Stay Alive — Colorado Summer Mountain Safety

Post by blogger | June 7, 2018      
From Maroon Lake, the face drops down—right side of the frame above—through tiers of cliffs that seemingly guard any possibility of sane ski…but there is a line and it goes.

One of our ‘local’ peaks, Maroon Bells, where tragic accidents are all too common.

We published this a short time ago, thought I’d bring it to the front one more time as a public service.

We have a problem here in Colorado with people not treating our mountains (especially the “14ers”) with due respect. Consequently, we had a tragic summer last year with numerous climbers’ deaths.

What is respect? The list is long. In my opinion “respect” means learning the craft of alpine climbing in reasonable increments, and including a broad scope in your concept of “craft.” It’s not about slipping on a pair of running shoes and firing up your GoPro; peak climbing is so much more…

Examples: Learn how to use your GPS app effectively when you don’t have a data connection; learn first aid; learn to start a one-match fire with damp wood; learn how to effectively contact authorities during an emergency. More, plan a gradual escalation in your climbing goals. Gradation is the only way you’ll learn how to move and navigate on steep sometimes loose terrain, where route choices of mere yards (and sometimes inches!) can mean the difference between life and death.

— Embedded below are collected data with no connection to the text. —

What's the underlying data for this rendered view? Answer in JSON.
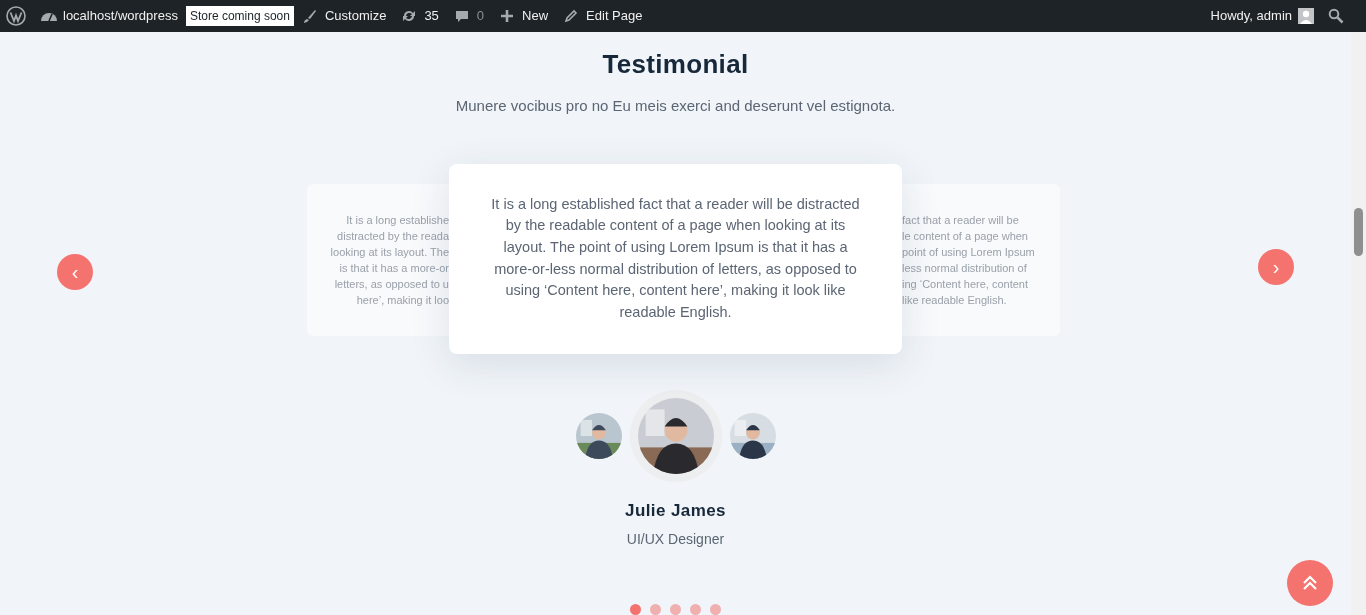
{
  "admin_bar": {
    "site": "localhost/wordpress",
    "badge": "Store coming soon",
    "items": [
      {
        "kind": "customize",
        "label": "Customize"
      },
      {
        "kind": "updates",
        "label": "35"
      },
      {
        "kind": "comments",
        "label": "0"
      },
      {
        "kind": "new",
        "label": "New"
      },
      {
        "kind": "edit",
        "label": "Edit Page"
      }
    ],
    "greeting": "Howdy, admin"
  },
  "section": {
    "title": "Testimonial",
    "subtitle": "Munere vocibus pro no Eu meis exerci and deserunt vel estignota."
  },
  "slides": {
    "previous": [
      "It is a long establishe",
      "distracted by the reada",
      "looking at its layout. The",
      "is that it has a more-or",
      "letters, as opposed to u",
      "here’, making it loo"
    ],
    "current": "It is a long established fact that a reader will be distracted by the readable content of a page when looking at its layout. The point of using Lorem Ipsum is that it has a more-or-less normal distribution of letters, as opposed to using ‘Content here, content here’, making it look like readable English.",
    "next": [
      "fact that a reader will be",
      "le content of a page when",
      "point of using Lorem Ipsum",
      "less normal distribution of",
      "ing ‘Content here, content",
      "like readable English."
    ]
  },
  "prev_button": "‹",
  "next_button": "›",
  "avatars": [
    {
      "kind": "picture",
      "selected": false
    },
    {
      "kind": "picture",
      "selected": true
    },
    {
      "kind": "picture",
      "selected": false
    }
  ],
  "person": {
    "name": "Julie James",
    "role": "UI/UX Designer"
  },
  "dots": [
    {
      "selected": true
    },
    {
      "selected": false
    },
    {
      "selected": false
    },
    {
      "selected": false
    },
    {
      "selected": false
    }
  ]
}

There is no substitute for real world experience in learning the actual act of climbing, thus the need to increment in difficulty (and perhaps climb with guides or experienced friends). But the intellectual side of the equation can be solved by taking courses, attending seminars, and reading more than glorified success stories on social media. To that end, a variety of our Colorado public and private entities are kicking of an “awareness campaign” that’ll target Colorado peak climbers.

First event in the awareness campaign will be a full day of seminars presented June 9 by Mountain Rescue Aspen (MRA). Subjects covered during the “Backcountry Basics Workshop” will range from map reading to survival. The event is affordable ($30 donation) and you get a first aid kit for attending. Time: 08:00 to 16:00 as they’d say during a rescue mission… oh, and yes they will teach fire starting tricks.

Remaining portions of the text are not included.